A simple act. One interaction between two individuals, John Blake and Rosa Parks, set in the context of its time. Blake said he was just following the law and doing what he was supposed to do. Rosa said she was tired, not physically tired, but "tired of giving in." Neither could have guessed the consequences to follow. But you know the story. Rosa Parks was arrested and the African-American community began a boycott of the Montgomery buses that would last 380 days. The ministers of Montgomery formed the Montgomery Improvement Association to keep the boycott going and elected as its first President, the fresh young pastor, now starting his second year, the Reverend Martin Luther King, because "he was so new to Montgomery and civil rights work that he hadn't been there long enough to make any strong friends or enemies."

Fred Gray acting on his pledge to destroy segregation wherever he found it defended Rosa, got her off with a $10 fine, and then brought a separate action seeking to declare segregated transportation unconstitutional. The case came before Frank Johnson and two other judges and Johnson wrote the opinion declaring the law unconstitutional - the first time Brown vs. Board of Education was applied outside of education. This was later upheld by the Supreme Court.

John Blake died quietly of a heart attack at his home in 2002 at the age of 89. His minister said: "I know that a lot of people make a big deal out of it, but Mr. Blake grew with the times and he loved everybody." Frank Johnson died in 1999 at the age of 80. He was one of those "activist" judges who applied the law, as he understood it, to prohibit segregation in Alabama. He was initially ostracized by his neighbors and friends and his mother's house was fire-bombed. He is regarded today as one of the most celebrated and courageous judges of the 20th Century.

Fred Gray, in 1970, became one of the first two blacks elected to the Alabama legislature after reconstruction, and, in 2004, was awarded the Thurgood Marshall Award by the American Bar Association.
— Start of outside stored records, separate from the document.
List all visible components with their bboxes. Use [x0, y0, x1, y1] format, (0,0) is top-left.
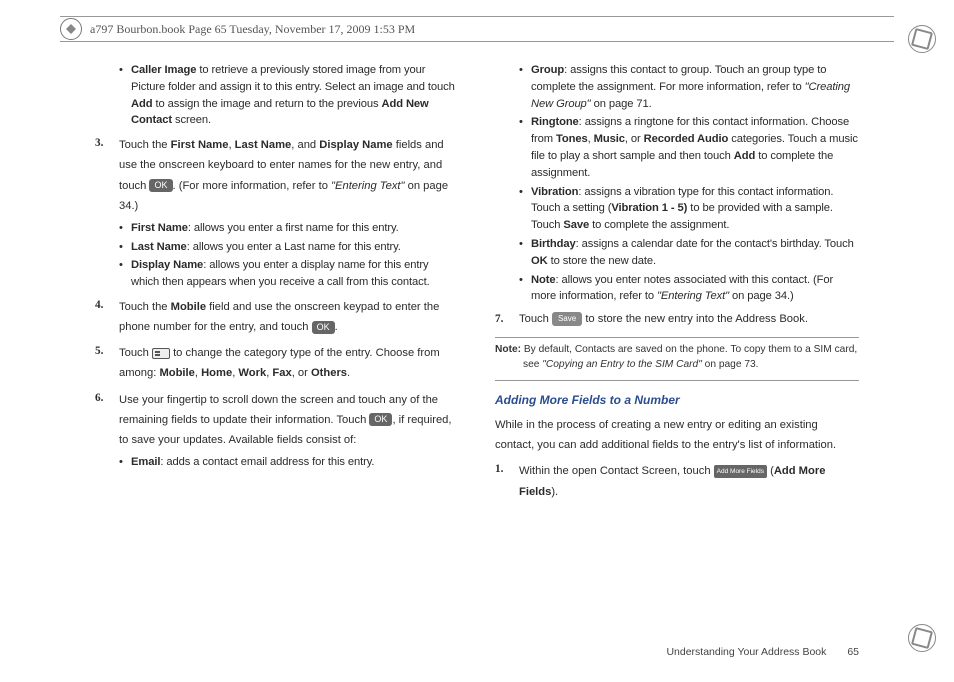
- ok-button-icon: OK: [369, 413, 392, 426]
- bullet-display-name: • Display Name: allows you enter a displ…: [119, 257, 459, 291]
- add-fields-step-1: 1. Within the open Contact Screen, touch…: [495, 461, 859, 501]
- left-column: • Caller Image to retrieve a previously …: [95, 60, 459, 642]
- add-more-fields-button-icon: Add More Fields: [714, 465, 767, 479]
- right-column: • Group: assigns this contact to group. …: [495, 60, 859, 642]
- content-columns: • Caller Image to retrieve a previously …: [95, 60, 859, 642]
- note-default-storage: Note: By default, Contacts are saved on …: [495, 342, 859, 373]
- footer-page-number: 65: [847, 646, 859, 658]
- ok-button-icon: OK: [312, 321, 335, 334]
- book-page-icon: [60, 18, 82, 40]
- bullet-birthday: • Birthday: assigns a calendar date for …: [519, 236, 859, 270]
- section-heading-add-fields: Adding More Fields to a Number: [495, 391, 859, 409]
- page-header: a797 Bourbon.book Page 65 Tuesday, Novem…: [60, 16, 894, 42]
- header-left: a797 Bourbon.book Page 65 Tuesday, Novem…: [60, 18, 415, 40]
- bullet-caller-image: • Caller Image to retrieve a previously …: [119, 62, 459, 129]
- divider: [495, 380, 859, 381]
- bullet-ringtone: • Ringtone: assigns a ringtone for this …: [519, 114, 859, 181]
- framemaker-bottom-icon: [908, 624, 936, 652]
- step-7: 7. Touch Save to store the new entry int…: [495, 311, 859, 328]
- header-text: a797 Bourbon.book Page 65 Tuesday, Novem…: [90, 22, 415, 37]
- bullet-email: • Email: adds a contact email address fo…: [119, 454, 459, 471]
- bullet-note: • Note: allows you enter notes associate…: [519, 272, 859, 306]
- bullet-first-name: • First Name: allows you enter a first n…: [119, 220, 459, 237]
- step-6: 6. Use your fingertip to scroll down the…: [95, 390, 459, 450]
- framemaker-top-icon: [908, 25, 936, 53]
- add-fields-intro: While in the process of creating a new e…: [495, 415, 859, 455]
- save-button-icon: Save: [552, 312, 582, 326]
- footer-section: Understanding Your Address Book: [666, 646, 826, 658]
- divider: [495, 337, 859, 338]
- step-4: 4. Touch the Mobile field and use the on…: [95, 297, 459, 337]
- page-footer: Understanding Your Address Book 65: [666, 646, 859, 658]
- category-icon: [152, 348, 170, 359]
- bullet-vibration: • Vibration: assigns a vibration type fo…: [519, 184, 859, 234]
- bullet-group: • Group: assigns this contact to group. …: [519, 62, 859, 112]
- step-3: 3. Touch the First Name, Last Name, and …: [95, 135, 459, 216]
- ok-button-icon: OK: [149, 179, 172, 192]
- step-5: 5. Touch to change the category type of …: [95, 343, 459, 383]
- caller-image-label: Caller Image: [131, 64, 196, 76]
- bullet-last-name: • Last Name: allows you enter a Last nam…: [119, 239, 459, 256]
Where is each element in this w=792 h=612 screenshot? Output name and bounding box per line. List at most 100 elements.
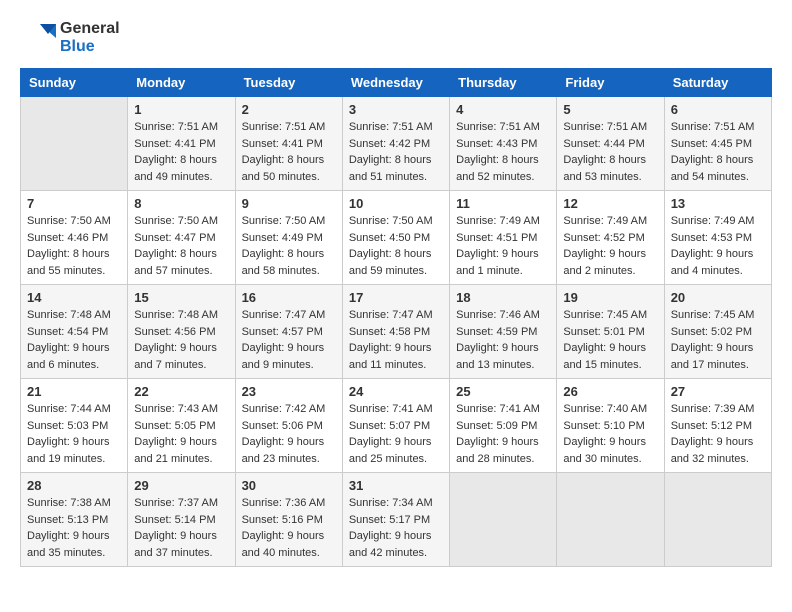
- calendar-day-cell: 13Sunrise: 7:49 AMSunset: 4:53 PMDayligh…: [664, 191, 771, 285]
- sunrise-text: Sunrise: 7:45 AM: [563, 309, 647, 321]
- sunset-text: Sunset: 4:54 PM: [27, 326, 108, 338]
- daylight-text: Daylight: 9 hours and 37 minutes.: [134, 530, 217, 559]
- day-number: 20: [671, 290, 765, 305]
- daylight-text: Daylight: 9 hours and 32 minutes.: [671, 436, 754, 465]
- daylight-text: Daylight: 9 hours and 17 minutes.: [671, 342, 754, 371]
- logo-bird-icon: [20, 20, 56, 56]
- sunset-text: Sunset: 5:09 PM: [456, 420, 537, 432]
- day-info: Sunrise: 7:48 AMSunset: 4:56 PMDaylight:…: [134, 307, 228, 373]
- sunset-text: Sunset: 4:43 PM: [456, 138, 537, 150]
- sunset-text: Sunset: 5:03 PM: [27, 420, 108, 432]
- calendar-day-cell: 1Sunrise: 7:51 AMSunset: 4:41 PMDaylight…: [128, 97, 235, 191]
- calendar-day-cell: 15 Sunrise: 7:48 AMSunset: 4:56 PMDayligh…: [128, 285, 235, 379]
- daylight-text: Daylight: 9 hours and 4 minutes.: [671, 248, 754, 277]
- day-info: Sunrise: 7:50 AMSunset: 4:47 PMDaylight:…: [134, 213, 228, 279]
- daylight-text: Daylight: 9 hours and 9 minutes.: [242, 342, 325, 371]
- daylight-text: Daylight: 8 hours and 59 minutes.: [349, 248, 432, 277]
- day-info: Sunrise: 7:51 AM Sunset: 4:43 PM Daylight:…: [456, 119, 550, 185]
- calendar-day-cell: 20Sunrise: 7:45 AMSunset: 5:02 PMDayligh…: [664, 285, 771, 379]
- calendar-day-cell: 8Sunrise: 7:50 AMSunset: 4:47 PMDaylight…: [128, 191, 235, 285]
- calendar-day-cell: 31 Sunrise: 7:34 AMSunset: 5:17 PMDayligh…: [342, 473, 449, 567]
- logo-general: General: [60, 20, 120, 38]
- sunset-text: Sunset: 4:52 PM: [563, 232, 644, 244]
- sunset-text: Sunset: 5:05 PM: [134, 420, 215, 432]
- sunrise-text: Sunrise: 7:50 AM: [134, 215, 218, 227]
- daylight-text: Daylight: 9 hours and 15 minutes.: [563, 342, 646, 371]
- calendar-day-cell: 2Sunrise: 7:51 AMSunset: 4:41 PMDaylight…: [235, 97, 342, 191]
- day-info: Sunrise: 7:44 AMSunset: 5:03 PMDaylight:…: [27, 401, 121, 467]
- sunrise-text: Sunrise: 7:51 AM: [456, 121, 540, 133]
- sunset-text: Sunset: 4:41 PM: [134, 138, 215, 150]
- sunset-text: Sunset: 5:01 PM: [563, 326, 644, 338]
- calendar-day-cell: 18Sunrise: 7:46 AMSunset: 4:59 PMDayligh…: [450, 285, 557, 379]
- sunset-text: Sunset: 4:51 PM: [456, 232, 537, 244]
- sunrise-text: Sunrise: 7:37 AM: [134, 497, 218, 509]
- day-number: 31: [349, 478, 443, 493]
- calendar-table: SundayMondayTuesdayWednesdayThursdayFrid…: [20, 68, 772, 567]
- daylight-text: Daylight: 9 hours and 11 minutes.: [349, 342, 432, 371]
- day-number: 19: [563, 290, 657, 305]
- day-info: Sunrise: 7:41 AMSunset: 5:09 PMDaylight:…: [456, 401, 550, 467]
- daylight-text: Daylight: 9 hours and 1 minute.: [456, 248, 539, 277]
- daylight-text: Daylight: 8 hours and 54 minutes.: [671, 154, 754, 183]
- calendar-day-cell: 3Sunrise: 7:51 AMSunset: 4:42 PMDaylight…: [342, 97, 449, 191]
- day-number: 10: [349, 196, 443, 211]
- sunset-text: Sunset: 4:50 PM: [349, 232, 430, 244]
- calendar-day-cell: 5Sunrise: 7:51 AMSunset: 4:44 PMDaylight…: [557, 97, 664, 191]
- calendar-week-row: 14Sunrise: 7:48 AMSunset: 4:54 PMDayligh…: [21, 285, 772, 379]
- day-number: 29: [134, 478, 228, 493]
- day-info: Sunrise: 7:47 AMSunset: 4:57 PMDaylight:…: [242, 307, 336, 373]
- day-number: 15: [134, 290, 228, 305]
- sunset-text: Sunset: 5:17 PM: [349, 514, 430, 526]
- daylight-text: Daylight: 8 hours and 55 minutes.: [27, 248, 110, 277]
- sunrise-text: Sunrise: 7:50 AM: [27, 215, 111, 227]
- day-info: Sunrise: 7:46 AMSunset: 4:59 PMDaylight:…: [456, 307, 550, 373]
- calendar-day-cell: 4Sunrise: 7:51 AMSunset: 4:43 PMDaylight…: [450, 97, 557, 191]
- day-info: Sunrise: 7:37 AMSunset: 5:14 PMDaylight:…: [134, 495, 228, 561]
- sunrise-text: Sunrise: 7:38 AM: [27, 497, 111, 509]
- sunset-text: Sunset: 4:41 PM: [242, 138, 323, 150]
- day-info: Sunrise: 7:40 AMSunset: 5:10 PMDaylight:…: [563, 401, 657, 467]
- day-number: 9: [242, 196, 336, 211]
- sunset-text: Sunset: 5:06 PM: [242, 420, 323, 432]
- sunset-text: Sunset: 5:13 PM: [27, 514, 108, 526]
- daylight-text: Daylight: 9 hours and 40 minutes.: [242, 530, 325, 559]
- daylight-text: Daylight: 8 hours and 50 minutes.: [242, 154, 325, 183]
- calendar-day-cell: [450, 473, 557, 567]
- weekday-header-cell: Friday: [557, 69, 664, 97]
- day-number: 26: [563, 384, 657, 399]
- daylight-text: Daylight: 9 hours and 6 minutes.: [27, 342, 110, 371]
- calendar-day-cell: 10Sunrise: 7:50 AMSunset: 4:50 PMDayligh…: [342, 191, 449, 285]
- day-info: Sunrise: 7:47 AMSunset: 4:58 PMDaylight:…: [349, 307, 443, 373]
- daylight-text: Daylight: 8 hours and 52 minutes.: [456, 154, 539, 183]
- calendar-day-cell: 29 Sunrise: 7:37 AMSunset: 5:14 PMDayligh…: [128, 473, 235, 567]
- daylight-text: Daylight: 8 hours and 51 minutes.: [349, 154, 432, 183]
- weekday-header-cell: Thursday: [450, 69, 557, 97]
- day-number: 12: [563, 196, 657, 211]
- day-info: Sunrise: 7:43 AMSunset: 5:05 PMDaylight:…: [134, 401, 228, 467]
- daylight-text: Daylight: 9 hours and 13 minutes.: [456, 342, 539, 371]
- sunrise-text: Sunrise: 7:51 AM: [563, 121, 647, 133]
- day-info: Sunrise: 7:49 AMSunset: 4:51 PMDaylight:…: [456, 213, 550, 279]
- sunrise-text: Sunrise: 7:47 AM: [242, 309, 326, 321]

Rosa Parks became the "mother of the civil rights movement," was awarded the Presidential Medal of Freedom, the Congressional Gold Medal, and on her death in 2005 at the age of 92, became the first woman to lie in state at the U.S. Capitol. We celebrate each year, as we do today, the career of Martin Luther King. And bus 2857? Bus 2857 was purchased at auction by the Henry Ford Museum for over $400,000 and is being restored.

What lessons are we to learn from these events that occurred fifty years ago, in a time so different from our own? By different routes and happenstance the individuals I have described were present in Montgomery, Alabama, on that December evening fifty years ago, and helped propel a simple act of courageous defiance into a thunderbolt that changed the country and the world. As we pursue our own mundane existence, we should remember that injustice, intolerance, and threats to human rights continue and that their solution depends, not alone on the acts of our leaders or our legislatures, or our judges, but also on our own individual willingness to see the new and continuing threats to liberty and to become "tired of giving in."